Crimson Skies is set in 1937 in an alternative universe in which America has fragmented and zeppelins and air pirates rule the skies. You are invited to participate in this aerial mayhem as the legendary air pirate Nathan Zachary and fly a selection of weird and wonderful aeroplanes from your zeppelin Pandora.
The full story of what is going on emerges as you undertake various missions but, as I haven’t got very far, I don’t know too much more. One thing I did discover was that the British had apparently occupied the Dixie states and I met, and fought, a formation of their fighters and bombers while looking for Francis Drake’s gold.
The whole concept of the game is fascinating but I have to confess that I did miserably and was scarcely able to find the enemy, far less shoot them down. The only shots I have so far fired in anger were at Betty my wingman, er person, who summed up the situation pretty well by calling me a dipstick.

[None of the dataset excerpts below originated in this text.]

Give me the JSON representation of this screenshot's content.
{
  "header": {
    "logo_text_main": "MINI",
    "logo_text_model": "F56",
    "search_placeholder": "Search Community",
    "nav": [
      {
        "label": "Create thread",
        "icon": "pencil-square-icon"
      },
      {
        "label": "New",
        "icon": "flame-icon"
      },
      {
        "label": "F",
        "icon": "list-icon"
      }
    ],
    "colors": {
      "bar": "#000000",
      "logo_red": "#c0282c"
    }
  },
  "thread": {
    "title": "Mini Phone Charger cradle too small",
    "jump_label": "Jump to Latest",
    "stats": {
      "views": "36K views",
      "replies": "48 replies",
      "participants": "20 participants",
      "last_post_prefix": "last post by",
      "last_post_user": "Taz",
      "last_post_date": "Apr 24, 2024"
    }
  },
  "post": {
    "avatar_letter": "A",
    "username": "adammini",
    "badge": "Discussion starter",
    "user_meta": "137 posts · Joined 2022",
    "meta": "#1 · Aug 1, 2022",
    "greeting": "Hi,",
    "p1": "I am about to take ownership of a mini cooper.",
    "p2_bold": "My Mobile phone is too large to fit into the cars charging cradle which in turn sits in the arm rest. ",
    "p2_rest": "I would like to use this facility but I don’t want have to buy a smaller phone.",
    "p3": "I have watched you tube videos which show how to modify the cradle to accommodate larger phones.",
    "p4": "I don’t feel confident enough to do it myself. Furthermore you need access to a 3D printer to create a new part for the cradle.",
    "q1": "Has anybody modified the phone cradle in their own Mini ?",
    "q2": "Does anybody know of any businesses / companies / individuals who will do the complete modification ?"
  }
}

A feature that I would have liked in the game would have been a training area where one could learn navigation and gunnery before getting involved in combat. I was also a bit uncomfortable with this further evidence of the prevailing American tendency to depict the British as enemies; that discussion belongs in a different forum, however.
Midtown Madness 2 is described as a cure for the crabby commuter offers you the opportunity of racing your choice of vehicle around the streets of either London or San Francisco. There are various vehicles ranging from a Mini to a Mustang to choose from and there are some, like the Audi TT, which you can drive only after you’ve earned the right.
You have a choice of participating in driving courses, races, or just to cruise round taking in the sights. I even stopped off at Buckingham Palace but I was disappointed that they weren’t changing the guard.
Midtown Madness is good clean mindless fun and, if the reactions of the kids who dropped by while I was doing the research for this column are anything to go by, they also enjoyed it hugely. The 3-D renditions of the two cities are marvellous and I think that this may be how maps will look in the future with users able to take a virtual walk or drive through the area.
Both games are quite hardware-hungry and require a computer with a minimum of a Pentium II 266MHz processor, 64Mb of RAM, an 8Mb video card and plenty of hard drive space. I would think that the above would the absolute minimum and that you would need beefier hardware to get the best results them.
The two games would not run on my 266MHz test machine because it only has a 4Mb video card but they ran very well on my work machine which is a Pentium III 733MHz with 192Mb of RAM. The games worked very well and the graphics on both were excellent with those of Crimson Skies being among the best I’ve seen on a flying game.
Midtown Madness 2 and Crimson Skies would be a good choice this Christmas for yourself or for your favourite flight or driving game fanatic. There will be bags of fun all round provided that you, or they, have terrific coordination and enough computer to run the games.